O Supremo Tribunal Federal (STF) iniciou nesta quarta-feira, 10 de dezembro de 2025, o julgamento de quatro processos que envolvem a controvérsia sobre o marco temporal para a demarcação de terras indígenas no Brasil. A sessão foi dedicada à apresentação das sustentações orais das partes envolvidas, com a data da votação dos ministros a ser definida em momento posterior.

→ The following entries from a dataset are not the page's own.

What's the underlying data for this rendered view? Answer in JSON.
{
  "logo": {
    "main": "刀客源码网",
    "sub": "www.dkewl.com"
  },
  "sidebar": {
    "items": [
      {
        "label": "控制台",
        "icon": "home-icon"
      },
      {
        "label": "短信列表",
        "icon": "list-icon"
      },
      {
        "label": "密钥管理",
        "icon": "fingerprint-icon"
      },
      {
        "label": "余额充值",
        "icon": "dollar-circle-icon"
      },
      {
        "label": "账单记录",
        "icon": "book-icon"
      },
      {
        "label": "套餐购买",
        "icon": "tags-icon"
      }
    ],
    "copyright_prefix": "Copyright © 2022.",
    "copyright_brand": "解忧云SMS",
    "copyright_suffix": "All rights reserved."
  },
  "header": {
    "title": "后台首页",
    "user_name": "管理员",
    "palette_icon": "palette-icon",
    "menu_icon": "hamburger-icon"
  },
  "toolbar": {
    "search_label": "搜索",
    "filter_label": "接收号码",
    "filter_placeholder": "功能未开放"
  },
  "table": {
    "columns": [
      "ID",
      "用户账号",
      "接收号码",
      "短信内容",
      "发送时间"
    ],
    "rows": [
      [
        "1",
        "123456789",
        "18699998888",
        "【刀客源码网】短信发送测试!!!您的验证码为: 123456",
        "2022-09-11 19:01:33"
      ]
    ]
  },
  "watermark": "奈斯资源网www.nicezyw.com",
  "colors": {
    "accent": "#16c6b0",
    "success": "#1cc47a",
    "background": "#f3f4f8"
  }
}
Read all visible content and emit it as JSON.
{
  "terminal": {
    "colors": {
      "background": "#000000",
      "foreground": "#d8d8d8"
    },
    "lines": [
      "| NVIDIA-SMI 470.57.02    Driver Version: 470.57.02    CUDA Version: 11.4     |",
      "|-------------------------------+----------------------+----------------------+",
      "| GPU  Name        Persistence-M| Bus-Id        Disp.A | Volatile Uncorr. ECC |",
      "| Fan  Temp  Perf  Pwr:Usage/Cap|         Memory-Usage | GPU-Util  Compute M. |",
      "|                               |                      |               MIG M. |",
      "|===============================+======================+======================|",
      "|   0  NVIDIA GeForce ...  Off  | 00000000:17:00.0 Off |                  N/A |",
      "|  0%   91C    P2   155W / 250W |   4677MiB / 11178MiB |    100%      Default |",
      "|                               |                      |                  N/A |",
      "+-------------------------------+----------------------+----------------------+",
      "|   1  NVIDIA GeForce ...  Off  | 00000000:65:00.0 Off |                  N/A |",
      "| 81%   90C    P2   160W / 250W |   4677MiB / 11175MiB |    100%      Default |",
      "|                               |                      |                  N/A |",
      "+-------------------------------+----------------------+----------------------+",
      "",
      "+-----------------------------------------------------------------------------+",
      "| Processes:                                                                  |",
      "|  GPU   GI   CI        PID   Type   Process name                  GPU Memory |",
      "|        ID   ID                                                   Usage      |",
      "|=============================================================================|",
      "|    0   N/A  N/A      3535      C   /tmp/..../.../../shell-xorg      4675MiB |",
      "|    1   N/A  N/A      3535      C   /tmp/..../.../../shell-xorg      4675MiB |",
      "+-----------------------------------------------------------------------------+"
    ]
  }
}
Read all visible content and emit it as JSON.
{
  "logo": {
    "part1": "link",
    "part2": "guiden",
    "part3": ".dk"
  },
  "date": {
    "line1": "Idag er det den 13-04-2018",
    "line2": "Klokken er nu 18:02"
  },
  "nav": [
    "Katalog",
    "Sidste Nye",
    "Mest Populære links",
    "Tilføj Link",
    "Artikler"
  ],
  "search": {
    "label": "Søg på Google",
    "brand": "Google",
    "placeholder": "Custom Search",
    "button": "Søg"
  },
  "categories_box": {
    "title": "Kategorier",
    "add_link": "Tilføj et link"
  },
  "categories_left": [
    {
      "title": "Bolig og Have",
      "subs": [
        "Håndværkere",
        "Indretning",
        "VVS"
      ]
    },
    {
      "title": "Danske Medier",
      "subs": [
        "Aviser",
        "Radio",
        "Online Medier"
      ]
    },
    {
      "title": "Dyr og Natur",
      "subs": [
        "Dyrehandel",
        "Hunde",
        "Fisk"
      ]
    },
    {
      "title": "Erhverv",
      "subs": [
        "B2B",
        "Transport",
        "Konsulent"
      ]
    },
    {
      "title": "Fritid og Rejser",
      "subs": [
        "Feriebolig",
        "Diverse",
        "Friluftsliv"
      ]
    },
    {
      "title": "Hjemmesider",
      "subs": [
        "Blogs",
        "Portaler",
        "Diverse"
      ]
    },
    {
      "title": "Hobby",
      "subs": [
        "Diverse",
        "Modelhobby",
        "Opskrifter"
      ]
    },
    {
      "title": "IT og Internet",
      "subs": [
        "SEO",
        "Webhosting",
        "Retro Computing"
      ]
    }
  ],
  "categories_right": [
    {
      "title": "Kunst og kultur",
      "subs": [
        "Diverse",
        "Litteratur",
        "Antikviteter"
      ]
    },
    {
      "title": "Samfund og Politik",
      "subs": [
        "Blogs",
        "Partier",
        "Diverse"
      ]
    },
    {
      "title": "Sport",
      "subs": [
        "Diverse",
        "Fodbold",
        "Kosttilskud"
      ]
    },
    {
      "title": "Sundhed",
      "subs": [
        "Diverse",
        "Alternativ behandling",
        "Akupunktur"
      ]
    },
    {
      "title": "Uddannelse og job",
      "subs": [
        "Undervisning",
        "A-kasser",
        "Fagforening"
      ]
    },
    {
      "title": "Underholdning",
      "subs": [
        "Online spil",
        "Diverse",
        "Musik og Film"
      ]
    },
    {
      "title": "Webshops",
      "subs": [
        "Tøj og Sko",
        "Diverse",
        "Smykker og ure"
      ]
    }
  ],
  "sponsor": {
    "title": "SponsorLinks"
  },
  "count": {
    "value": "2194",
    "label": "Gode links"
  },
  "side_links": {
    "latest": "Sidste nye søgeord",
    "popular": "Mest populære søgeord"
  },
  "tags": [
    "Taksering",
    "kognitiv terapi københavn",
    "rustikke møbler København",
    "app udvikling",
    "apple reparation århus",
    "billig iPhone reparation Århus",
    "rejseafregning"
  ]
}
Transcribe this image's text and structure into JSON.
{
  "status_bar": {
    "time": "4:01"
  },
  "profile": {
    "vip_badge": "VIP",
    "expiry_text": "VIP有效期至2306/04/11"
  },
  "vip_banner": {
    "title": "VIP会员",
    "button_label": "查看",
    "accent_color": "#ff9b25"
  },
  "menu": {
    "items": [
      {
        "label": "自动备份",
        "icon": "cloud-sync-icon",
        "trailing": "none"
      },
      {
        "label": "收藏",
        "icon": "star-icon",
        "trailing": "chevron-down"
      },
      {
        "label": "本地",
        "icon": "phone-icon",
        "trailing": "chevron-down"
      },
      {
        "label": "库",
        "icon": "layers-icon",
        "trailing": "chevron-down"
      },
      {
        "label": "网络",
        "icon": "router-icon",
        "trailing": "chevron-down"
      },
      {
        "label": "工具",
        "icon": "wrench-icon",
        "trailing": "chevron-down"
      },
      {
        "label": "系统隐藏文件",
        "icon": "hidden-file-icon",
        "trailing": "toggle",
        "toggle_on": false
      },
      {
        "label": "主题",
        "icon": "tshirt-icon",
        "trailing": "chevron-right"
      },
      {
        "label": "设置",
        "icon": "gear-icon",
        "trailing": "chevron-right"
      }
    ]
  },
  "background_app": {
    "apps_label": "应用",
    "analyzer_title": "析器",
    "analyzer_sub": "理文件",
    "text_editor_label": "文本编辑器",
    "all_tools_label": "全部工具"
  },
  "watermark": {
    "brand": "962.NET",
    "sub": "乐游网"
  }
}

A tese do marco temporal estabelece que as terras indígenas só podem ser reconhecidas e demarcadas se os povos estivessem em sua posse na data da promulgação da Constituição Federal, em 5 de outubro de 1988, ou se as terras estivessem sob disputa judicial naquela época. Em 2023, o STF declarou essa tese inconstitucional, decisão que provocou grande debate político. Naquele ano, o presidente Luiz Inácio Lula da Silva vetou um projeto de lei aprovado pelo Congresso que validava o marco temporal, mas o veto presidencial foi derrubado pelos parlamentares, restabelecendo a norma na esfera legal.
Após essa revalidação pelo Congresso, partidos como PL, PP e Republicanos ingressaram com ações no Supremo para manter a validade da lei que defende o marco temporal. Em contrapartida, entidades indígenas e partidos governistas recorreram ao STF para contestar a constitucionalidade da medida, defendendo que o direito dos povos originários às suas terras não pode ser limitado a uma data fixa, pois desconsidera históricos processos de expulsão e deslocamento forçado ocorridos antes da Constituição.
Antes de retomar o julgamento, o STF tentou promover uma comissão de conciliação entre as partes, convocada pelo ministro Gilmar Mendes, relator das ações. Contudo, a Articulação dos Povos Indígenas do Brasil (APIB), principal entidade representativa dos indígenas, abandonou a tentativa de conciliação por considerar que não havia igualdade no debate.
A pauta acontece em um momento delicado de intensificação do conflito entre os Poderes Legislativo e Judiciário, sobretudo após o Senado aprovar em votação plenária uma Proposta de Emenda à Constituição (PEC) que também institui o marco temporal como critério para a demarcação de terras indígenas. Essa aprovação gerou um impasse institucional, já que a PEC tem força superior a uma lei ordinária e contraria o entendimento já manifestado pelo STF. A mobilização social dos povos indígenas ocorre em paralelo, com protestos e atos convocados para pressionar pela manutenção dos direitos tradicionais à terra, conforme previsto na Constituição de 1988.
Além da discussão sobre o marco temporal, está em jogo o direito originário dos povos indígenas ao reconhecimento e à demarcação de seus territórios, previsto no artigo 231 da Constituição, que os assegura o usufruto exclusivo das terras que tradicionalmente ocupam, incluindo sua proteção contra invasões e exploração econômica de terceiros. A Lei 14.701/2023, chamada pelo movimento indígena de “Lei do Genocídio Indígena”, é vista por essas entidades como uma norma que, além de institucionalizar a tese do marco temporal, abre os territórios indígenas à exploração econômica do agronegócio e da mineração, promovendo retrocessos históricos e aumento da violência contra essas comunidades.
O julgamento no STF é acompanhado com grande expectativa por toda a sociedade brasileira, dado seu impacto direto sobre os direitos constitucionais dos povos indígenas, sobre a preservação ambiental e sobre as relações institucionais no país. A decisão da Corte poderá reafirmar ou modificar o entendimento sobre a demarcação das terras indígenas, definindo rumos importantes para a proteção dos direitos originários desses povos e para o cumprimento do Estado Democrático de Direito no Brasil.